ABSTRACT

Decentralisation and dispersal are interdependent. They affect town and country alike. Decentralisation should be understood not in the narrower sense of decentralisation of industry but in its broader meaning of decentralisation of settlement—the loosening up of too densely populated urban districts by the development of new, or by the further development of existing, places within the direct sphere of influence of the urban centre which is to be redeveloped. Dispersal, on the other hand, can be defined as the same process but spreading beyond the confines of the area from which the overflow is to be drained. Thus decentralisation proceeds within a narrower space than dispersal ; and dispersal begins only where decentralisation ends.
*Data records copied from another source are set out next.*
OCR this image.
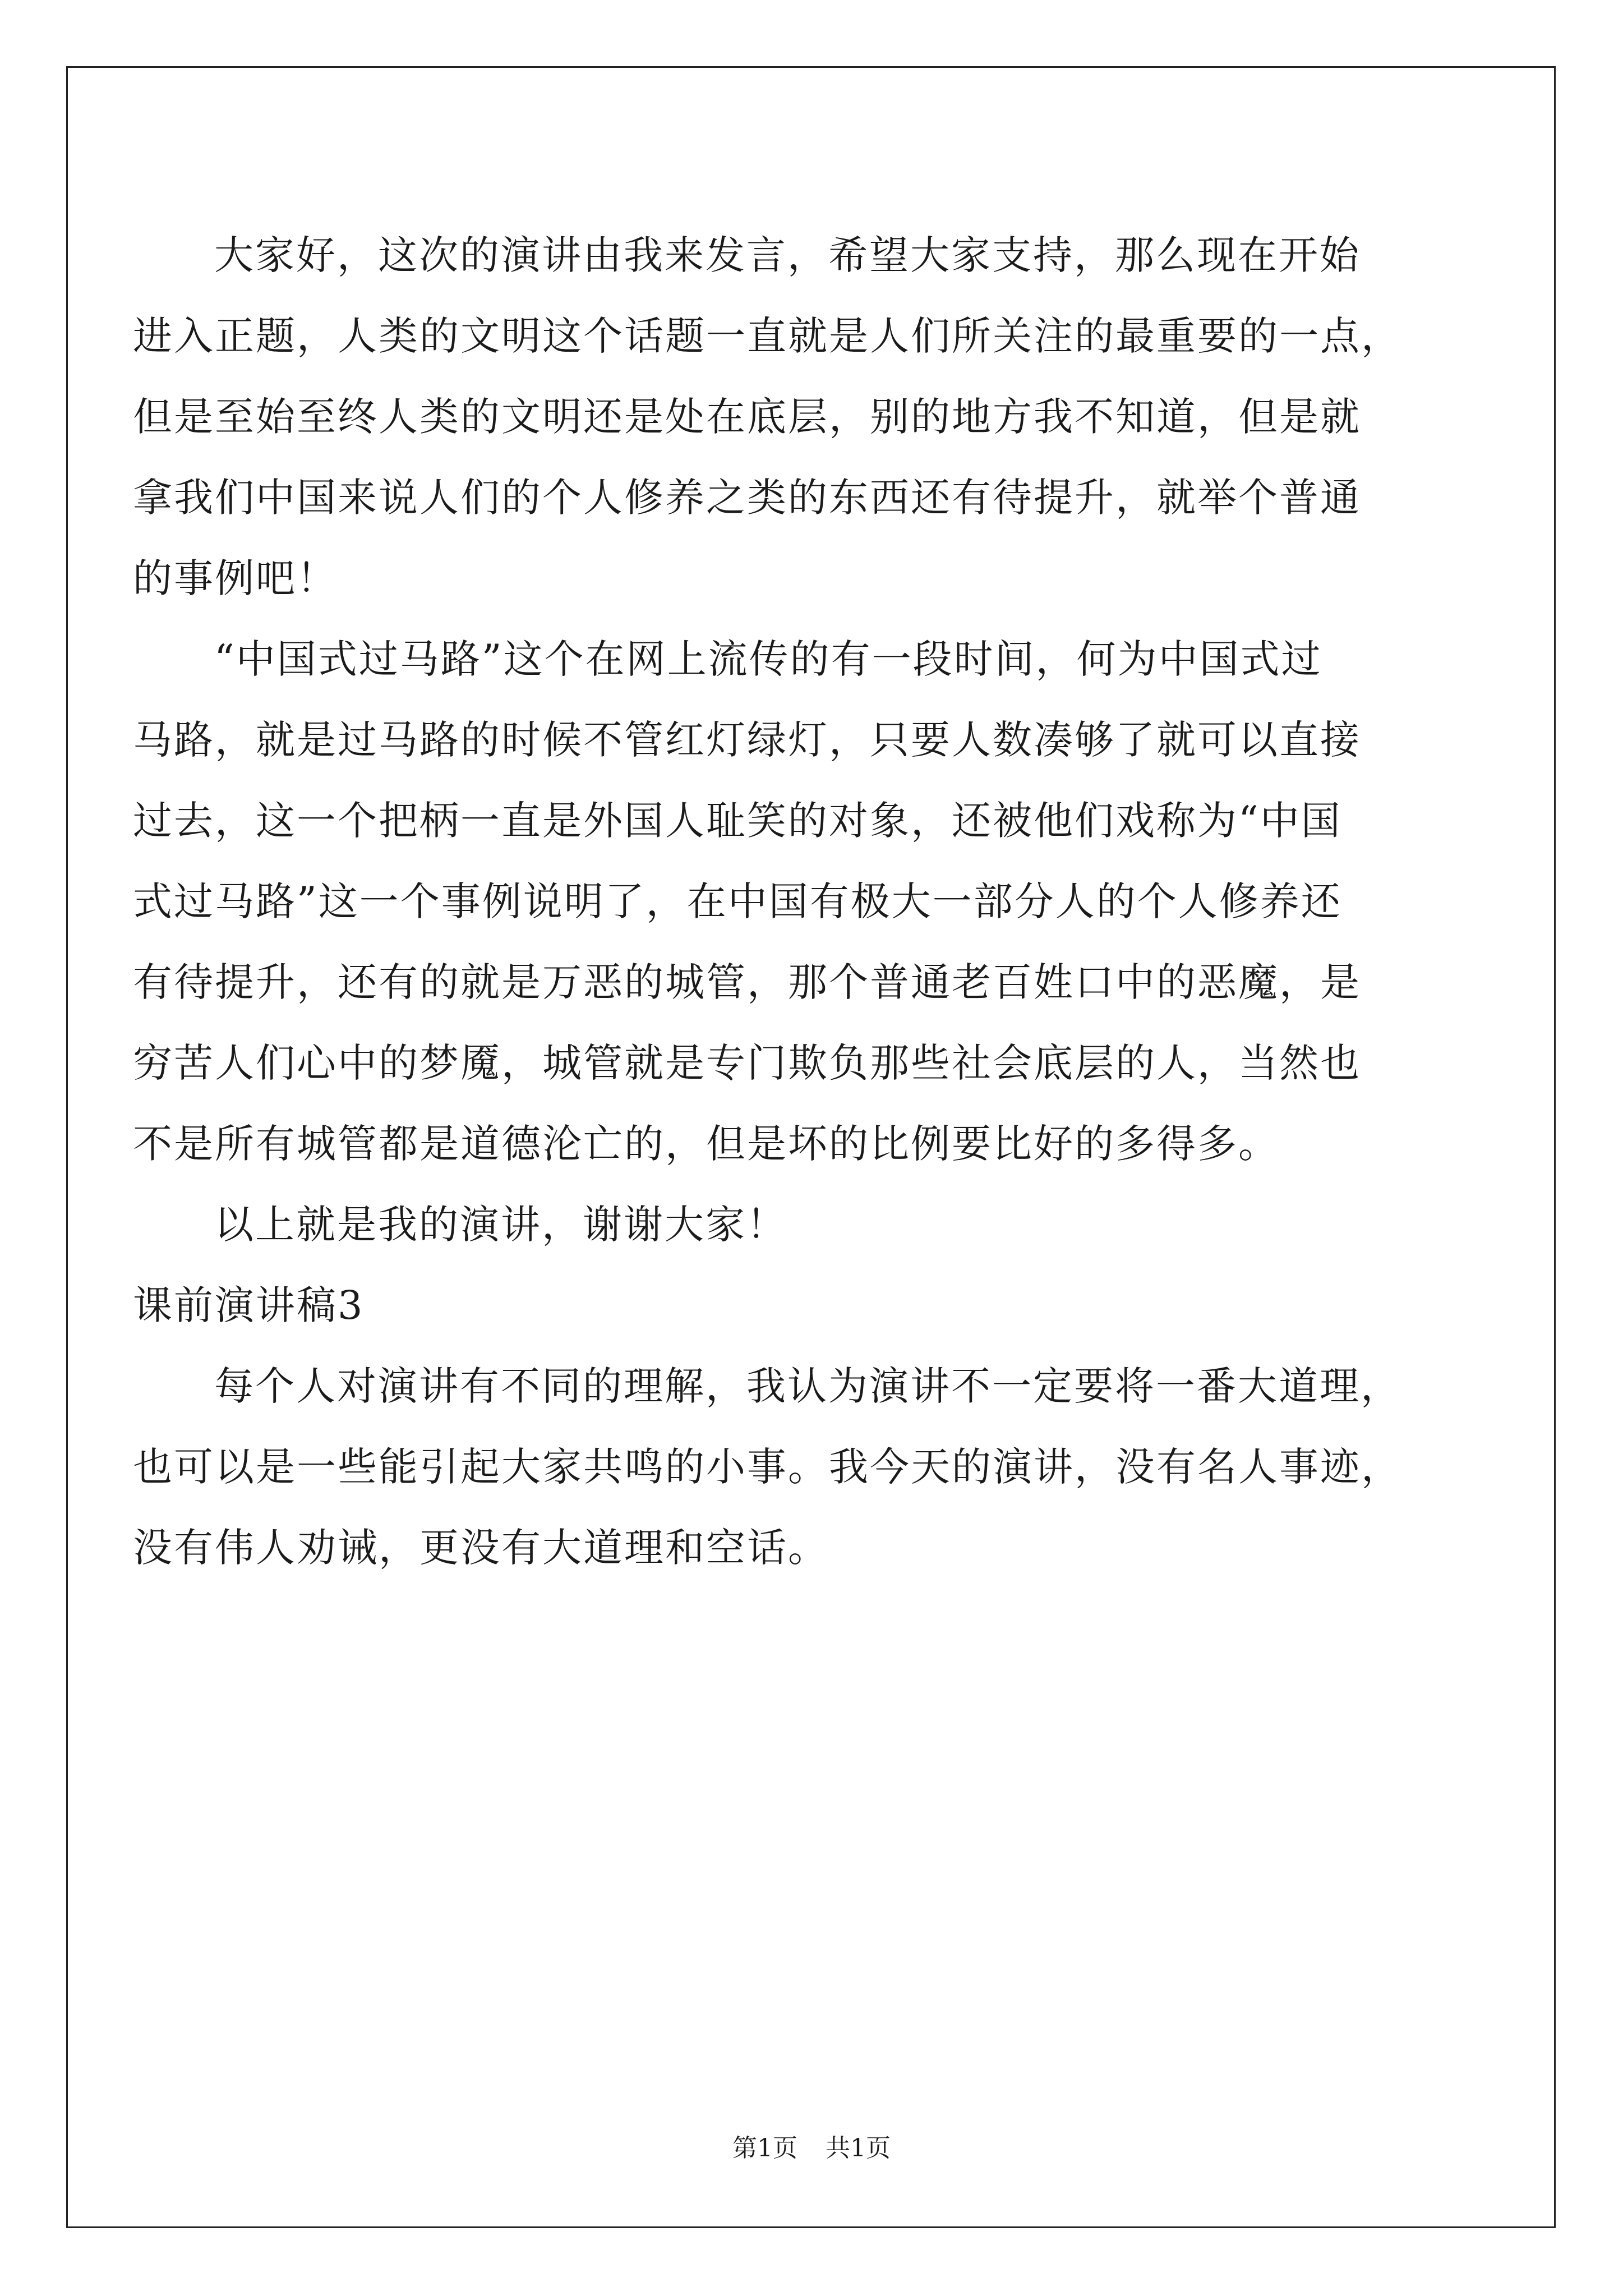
大家好，这次的演讲由我来发言，希望大家支持，那么现在开始
进入正题，人类的文明这个话题一直就是人们所关注的最重要的一点，
但是至始至终人类的文明还是处在底层，别的地方我不知道，但是就
拿我们中国来说人们的个人修养之类的东西还有待提升，就举个普通
的事例吧！
“中国式过马路”这个在网上流传的有一段时间，何为中国式过
马路，就是过马路的时候不管红灯绿灯，只要人数凑够了就可以直接
过去，这一个把柄一直是外国人耻笑的对象，还被他们戏称为“中国
式过马路”这一个事例说明了，在中国有极大一部分人的个人修养还
有待提升，还有的就是万恶的城管，那个普通老百姓口中的恶魔，是
穷苦人们心中的梦魇，城管就是专门欺负那些社会底层的人，当然也
不是所有城管都是道德沦亡的，但是坏的比例要比好的多得多。
以上就是我的演讲，谢谢大家！
课前演讲稿3
每个人对演讲有不同的理解，我认为演讲不一定要将一番大道理，
也可以是一些能引起大家共鸣的小事。我今天的演讲，没有名人事迹，
没有伟人劝诫，更没有大道理和空话。
第1页 共1页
Decentralisation is focused on a centre within the compass of which a redistribution of population takes place ; it is a decentralising procedure not diminishing the importance of the centre as such, but changing the spatial and actual functions radiating from it. Dispersal, though originating from similar conditions, affects more or less widely separated places ; it is a segregating procedure which separates a portion of the population from its old place and creates new mental and material relations to a new environment. Dispersal does not mean that these new or changed existing settlements are dispersed, i.e. in this sense scattered in themselves ; only their location in relation to the place from which these new inhabitants come is dispersed. A clear distinction is essential between both these methods of town and country planning if the domain of national, regional and local planning is not to be confused.